Visa May Debut Google Wallet Support at London Olympics

Visa Inc. may be preparing to debut its ties to Google Inc.'s mobile wallet in London at the 2012 Summer Olympic Games, sources say.

When Google Wallet launched in the U.S. in September with MasterCard Inc. as its first partner, Google said it had reached agreements with all the major card brands to join the effort. But it provided no timeframe for Visa, American Express Co. and Discover Financial Services to come aboard.

European media last week reported that Google Wallet is lining up retailers and banks to participate in a test of the mobile-payments technology in London as early as the first quarter of 2012, in time for the Olympics.

Google declined to comment on those reports.

Sources close to the situation now say Visa, the payments sponsor of the London Olympics, is likely to be one of the partners involved in the Olympics effort.

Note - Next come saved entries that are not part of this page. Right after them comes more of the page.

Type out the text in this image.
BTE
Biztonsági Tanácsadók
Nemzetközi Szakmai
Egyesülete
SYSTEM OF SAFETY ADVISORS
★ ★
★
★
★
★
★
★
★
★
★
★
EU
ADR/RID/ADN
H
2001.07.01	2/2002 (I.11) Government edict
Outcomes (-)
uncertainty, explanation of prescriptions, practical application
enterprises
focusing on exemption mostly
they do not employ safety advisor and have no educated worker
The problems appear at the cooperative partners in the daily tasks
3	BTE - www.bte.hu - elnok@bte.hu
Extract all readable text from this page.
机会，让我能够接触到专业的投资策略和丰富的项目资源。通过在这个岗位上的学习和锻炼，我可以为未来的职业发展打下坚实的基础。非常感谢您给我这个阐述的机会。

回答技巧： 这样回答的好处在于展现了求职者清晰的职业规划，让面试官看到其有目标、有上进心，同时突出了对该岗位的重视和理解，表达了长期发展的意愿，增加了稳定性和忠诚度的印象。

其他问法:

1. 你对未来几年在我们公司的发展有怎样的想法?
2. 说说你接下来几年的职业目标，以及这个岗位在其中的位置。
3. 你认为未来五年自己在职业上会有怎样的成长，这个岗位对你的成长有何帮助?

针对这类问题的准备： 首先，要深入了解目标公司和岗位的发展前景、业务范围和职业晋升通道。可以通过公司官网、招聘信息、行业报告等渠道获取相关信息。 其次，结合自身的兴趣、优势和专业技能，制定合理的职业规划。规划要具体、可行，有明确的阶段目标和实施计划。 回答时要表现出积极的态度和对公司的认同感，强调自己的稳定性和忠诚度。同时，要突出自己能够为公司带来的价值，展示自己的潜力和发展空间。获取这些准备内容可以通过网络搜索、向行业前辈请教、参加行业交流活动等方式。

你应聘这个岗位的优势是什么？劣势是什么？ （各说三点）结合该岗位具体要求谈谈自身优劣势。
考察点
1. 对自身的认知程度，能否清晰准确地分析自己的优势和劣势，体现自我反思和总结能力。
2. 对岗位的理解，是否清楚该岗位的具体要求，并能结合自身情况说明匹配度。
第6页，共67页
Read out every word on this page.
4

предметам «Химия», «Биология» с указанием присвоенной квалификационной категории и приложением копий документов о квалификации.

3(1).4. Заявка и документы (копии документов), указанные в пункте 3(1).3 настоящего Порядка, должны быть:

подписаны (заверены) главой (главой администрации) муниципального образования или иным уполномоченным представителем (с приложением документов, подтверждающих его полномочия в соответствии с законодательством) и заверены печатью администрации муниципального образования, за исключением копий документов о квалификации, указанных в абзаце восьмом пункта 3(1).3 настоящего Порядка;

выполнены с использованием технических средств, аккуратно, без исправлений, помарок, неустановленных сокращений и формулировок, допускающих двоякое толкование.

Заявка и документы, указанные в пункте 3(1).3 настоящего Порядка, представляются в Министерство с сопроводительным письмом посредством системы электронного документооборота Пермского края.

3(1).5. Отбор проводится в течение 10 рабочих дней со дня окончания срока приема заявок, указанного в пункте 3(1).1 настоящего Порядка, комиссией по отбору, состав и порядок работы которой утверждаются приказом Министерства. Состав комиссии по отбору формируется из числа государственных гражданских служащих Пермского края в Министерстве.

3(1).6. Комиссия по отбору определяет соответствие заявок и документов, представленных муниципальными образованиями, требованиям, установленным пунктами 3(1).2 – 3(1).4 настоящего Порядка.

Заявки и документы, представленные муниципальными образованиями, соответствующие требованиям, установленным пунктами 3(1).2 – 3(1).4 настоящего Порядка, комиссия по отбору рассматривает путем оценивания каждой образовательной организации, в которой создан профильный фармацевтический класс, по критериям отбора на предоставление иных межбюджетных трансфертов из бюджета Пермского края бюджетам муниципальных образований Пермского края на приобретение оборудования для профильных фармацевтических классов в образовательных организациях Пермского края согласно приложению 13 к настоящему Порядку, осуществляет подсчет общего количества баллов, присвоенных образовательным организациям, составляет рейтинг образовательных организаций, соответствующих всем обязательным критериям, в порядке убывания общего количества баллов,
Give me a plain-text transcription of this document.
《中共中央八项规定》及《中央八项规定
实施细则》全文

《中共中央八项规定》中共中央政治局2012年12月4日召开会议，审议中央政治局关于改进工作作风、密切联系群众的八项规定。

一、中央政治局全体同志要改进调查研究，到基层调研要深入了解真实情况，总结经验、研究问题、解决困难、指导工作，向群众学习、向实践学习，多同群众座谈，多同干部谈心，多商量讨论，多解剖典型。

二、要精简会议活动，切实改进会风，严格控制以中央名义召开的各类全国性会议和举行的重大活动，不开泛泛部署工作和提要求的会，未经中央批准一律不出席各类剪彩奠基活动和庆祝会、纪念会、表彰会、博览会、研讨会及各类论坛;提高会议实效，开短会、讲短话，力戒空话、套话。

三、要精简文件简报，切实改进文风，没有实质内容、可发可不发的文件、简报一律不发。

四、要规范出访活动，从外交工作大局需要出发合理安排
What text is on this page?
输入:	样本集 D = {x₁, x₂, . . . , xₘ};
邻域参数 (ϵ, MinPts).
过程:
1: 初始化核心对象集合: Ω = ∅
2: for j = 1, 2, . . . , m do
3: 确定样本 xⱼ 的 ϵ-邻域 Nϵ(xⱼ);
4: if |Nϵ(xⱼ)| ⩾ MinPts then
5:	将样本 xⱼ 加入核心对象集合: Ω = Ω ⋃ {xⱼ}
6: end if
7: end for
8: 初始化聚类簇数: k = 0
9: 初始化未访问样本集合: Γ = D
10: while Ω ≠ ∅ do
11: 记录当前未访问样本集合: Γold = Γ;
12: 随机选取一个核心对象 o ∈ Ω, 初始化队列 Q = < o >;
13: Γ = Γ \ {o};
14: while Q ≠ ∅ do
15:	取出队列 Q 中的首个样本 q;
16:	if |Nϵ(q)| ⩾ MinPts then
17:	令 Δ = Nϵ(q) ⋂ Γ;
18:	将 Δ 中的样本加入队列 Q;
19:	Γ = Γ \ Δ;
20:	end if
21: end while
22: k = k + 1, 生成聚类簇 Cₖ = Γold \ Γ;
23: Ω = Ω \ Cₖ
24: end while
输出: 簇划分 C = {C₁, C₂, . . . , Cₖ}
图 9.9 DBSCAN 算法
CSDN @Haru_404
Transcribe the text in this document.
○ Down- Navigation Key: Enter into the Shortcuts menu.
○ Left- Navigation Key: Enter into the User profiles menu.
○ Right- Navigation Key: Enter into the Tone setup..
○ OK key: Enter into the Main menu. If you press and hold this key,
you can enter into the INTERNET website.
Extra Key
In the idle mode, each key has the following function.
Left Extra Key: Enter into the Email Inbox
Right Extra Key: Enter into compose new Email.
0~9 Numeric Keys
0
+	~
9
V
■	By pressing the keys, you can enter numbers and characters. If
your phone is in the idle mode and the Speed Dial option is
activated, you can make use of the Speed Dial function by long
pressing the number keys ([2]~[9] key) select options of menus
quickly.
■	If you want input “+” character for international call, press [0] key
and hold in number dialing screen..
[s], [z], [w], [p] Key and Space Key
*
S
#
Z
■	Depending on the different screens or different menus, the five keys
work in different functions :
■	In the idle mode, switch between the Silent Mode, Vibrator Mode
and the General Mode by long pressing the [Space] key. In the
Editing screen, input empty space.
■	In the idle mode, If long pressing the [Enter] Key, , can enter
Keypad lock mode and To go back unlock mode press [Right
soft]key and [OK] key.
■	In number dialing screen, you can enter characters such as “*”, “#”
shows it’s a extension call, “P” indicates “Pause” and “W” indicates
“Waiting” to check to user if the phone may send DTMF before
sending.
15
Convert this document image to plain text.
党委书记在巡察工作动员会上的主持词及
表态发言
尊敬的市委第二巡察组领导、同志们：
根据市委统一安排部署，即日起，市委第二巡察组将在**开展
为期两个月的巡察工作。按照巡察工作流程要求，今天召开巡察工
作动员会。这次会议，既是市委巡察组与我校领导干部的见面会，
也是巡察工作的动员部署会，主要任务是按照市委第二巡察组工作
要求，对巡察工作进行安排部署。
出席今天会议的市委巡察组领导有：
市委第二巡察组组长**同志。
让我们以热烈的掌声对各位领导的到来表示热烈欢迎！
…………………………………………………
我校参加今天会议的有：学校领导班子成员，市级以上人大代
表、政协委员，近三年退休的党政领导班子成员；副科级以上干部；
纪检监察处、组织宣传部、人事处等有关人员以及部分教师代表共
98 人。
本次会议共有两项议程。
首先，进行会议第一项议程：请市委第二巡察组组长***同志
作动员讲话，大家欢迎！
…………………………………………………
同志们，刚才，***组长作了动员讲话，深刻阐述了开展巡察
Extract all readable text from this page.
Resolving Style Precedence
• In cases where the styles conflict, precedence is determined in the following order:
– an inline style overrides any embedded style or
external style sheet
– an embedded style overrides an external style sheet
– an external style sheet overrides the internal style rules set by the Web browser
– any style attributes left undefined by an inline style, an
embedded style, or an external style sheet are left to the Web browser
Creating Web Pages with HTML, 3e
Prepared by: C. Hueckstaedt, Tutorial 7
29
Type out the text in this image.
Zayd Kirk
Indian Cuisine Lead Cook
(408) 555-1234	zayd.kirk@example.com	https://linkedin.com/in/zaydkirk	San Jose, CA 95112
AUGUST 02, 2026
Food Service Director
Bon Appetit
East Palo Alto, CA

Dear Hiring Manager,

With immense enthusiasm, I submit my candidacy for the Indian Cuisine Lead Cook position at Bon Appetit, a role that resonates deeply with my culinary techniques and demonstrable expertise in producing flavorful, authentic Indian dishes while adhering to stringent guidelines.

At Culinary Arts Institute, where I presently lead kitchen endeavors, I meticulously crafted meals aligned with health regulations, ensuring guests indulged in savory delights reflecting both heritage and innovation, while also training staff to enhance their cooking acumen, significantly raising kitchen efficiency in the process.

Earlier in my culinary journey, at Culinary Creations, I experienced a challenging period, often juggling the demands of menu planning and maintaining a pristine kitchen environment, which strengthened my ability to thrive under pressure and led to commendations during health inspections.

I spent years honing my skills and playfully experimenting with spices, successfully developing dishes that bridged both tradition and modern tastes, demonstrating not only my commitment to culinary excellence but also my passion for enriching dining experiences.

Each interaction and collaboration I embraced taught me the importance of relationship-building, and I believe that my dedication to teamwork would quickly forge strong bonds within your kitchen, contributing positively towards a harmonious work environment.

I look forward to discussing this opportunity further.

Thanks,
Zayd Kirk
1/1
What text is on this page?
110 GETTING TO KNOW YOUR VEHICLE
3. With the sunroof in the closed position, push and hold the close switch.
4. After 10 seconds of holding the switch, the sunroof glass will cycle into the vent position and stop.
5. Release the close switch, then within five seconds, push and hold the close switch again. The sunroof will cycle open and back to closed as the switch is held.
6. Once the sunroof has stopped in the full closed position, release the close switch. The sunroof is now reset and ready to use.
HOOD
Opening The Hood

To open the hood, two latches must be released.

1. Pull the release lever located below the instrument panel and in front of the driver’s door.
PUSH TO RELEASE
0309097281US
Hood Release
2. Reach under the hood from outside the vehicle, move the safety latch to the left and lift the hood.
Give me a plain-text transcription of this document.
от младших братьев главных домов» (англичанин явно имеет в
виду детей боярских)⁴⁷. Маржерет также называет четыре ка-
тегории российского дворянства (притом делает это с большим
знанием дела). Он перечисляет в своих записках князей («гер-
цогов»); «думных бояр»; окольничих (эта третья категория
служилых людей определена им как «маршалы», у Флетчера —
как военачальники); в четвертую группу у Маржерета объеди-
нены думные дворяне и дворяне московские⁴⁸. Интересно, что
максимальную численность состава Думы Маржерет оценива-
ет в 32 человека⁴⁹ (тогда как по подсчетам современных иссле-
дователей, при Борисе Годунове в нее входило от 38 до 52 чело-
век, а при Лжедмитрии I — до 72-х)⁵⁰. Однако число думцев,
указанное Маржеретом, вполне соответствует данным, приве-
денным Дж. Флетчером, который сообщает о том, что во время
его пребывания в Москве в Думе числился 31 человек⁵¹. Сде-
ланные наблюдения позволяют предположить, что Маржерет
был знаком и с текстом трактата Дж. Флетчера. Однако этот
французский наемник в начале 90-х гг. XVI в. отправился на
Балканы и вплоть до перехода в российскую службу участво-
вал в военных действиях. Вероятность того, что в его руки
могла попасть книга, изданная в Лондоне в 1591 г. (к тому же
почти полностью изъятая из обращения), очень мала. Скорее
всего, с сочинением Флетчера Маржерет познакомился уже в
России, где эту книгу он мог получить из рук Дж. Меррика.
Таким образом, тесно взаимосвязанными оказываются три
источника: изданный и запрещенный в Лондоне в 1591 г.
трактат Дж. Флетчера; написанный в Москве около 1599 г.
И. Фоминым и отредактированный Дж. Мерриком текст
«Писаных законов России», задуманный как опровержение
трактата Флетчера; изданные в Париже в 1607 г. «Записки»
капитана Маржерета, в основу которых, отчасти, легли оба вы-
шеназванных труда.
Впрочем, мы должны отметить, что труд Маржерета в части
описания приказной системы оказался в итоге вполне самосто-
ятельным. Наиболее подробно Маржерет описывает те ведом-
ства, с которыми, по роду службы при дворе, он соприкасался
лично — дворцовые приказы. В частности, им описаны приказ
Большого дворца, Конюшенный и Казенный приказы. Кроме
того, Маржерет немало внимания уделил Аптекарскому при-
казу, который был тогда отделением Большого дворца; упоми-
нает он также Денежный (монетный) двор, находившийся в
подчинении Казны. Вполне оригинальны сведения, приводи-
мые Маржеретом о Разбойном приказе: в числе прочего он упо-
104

A Visa spokesman declined to comment on Google Wallet rollout plans. The spokesman says that Visa earlier this year signed a global licensing agreement with Google for Visa's payWave NFC technology.

"Ultimately this paves the way for Visa cards to be used in Google Wallet but it's up to issuers to determine which cards would be offered in the wallet," he says.

Spotlighting Google Wallet at the Olympics could be a coup for the Near Field Communication-based payment scheme because "it would illustrate for people on an international stage, in a confined space, what mobile-payments is like," says Bryon Morrison, president of wireless at the promotion firm The Marketing Arm in Dallas.

The timing could go a long way to helping boost interest in Google Wallet as more analysts are saying NFC-based mobile payment is overhyped.

Google Wallet launched in the U.S. in September with partners that included Sprint Nextel Corp., which is making the mobile-payment service available through the Nexus S smartphone; Citigroup Inc.; MasterCard; First Data Corp.; and about a few dozen merchants.

Customers may fund Google Wallet with a Citi-issued MasterCard or a Google-branded prepaid account, which can be funded from other payment cards.

In recent days, Google has come under heightened scrutiny for a potential security gap that experts say enables storage of sensitive customer data inside mobile handsets.

And Verizon Wireless this month made clear that it is not including Google Wallet in its new Samsung Galaxy Nexus smartphone, which Morrison says is "not positive" for broad NFC adoption.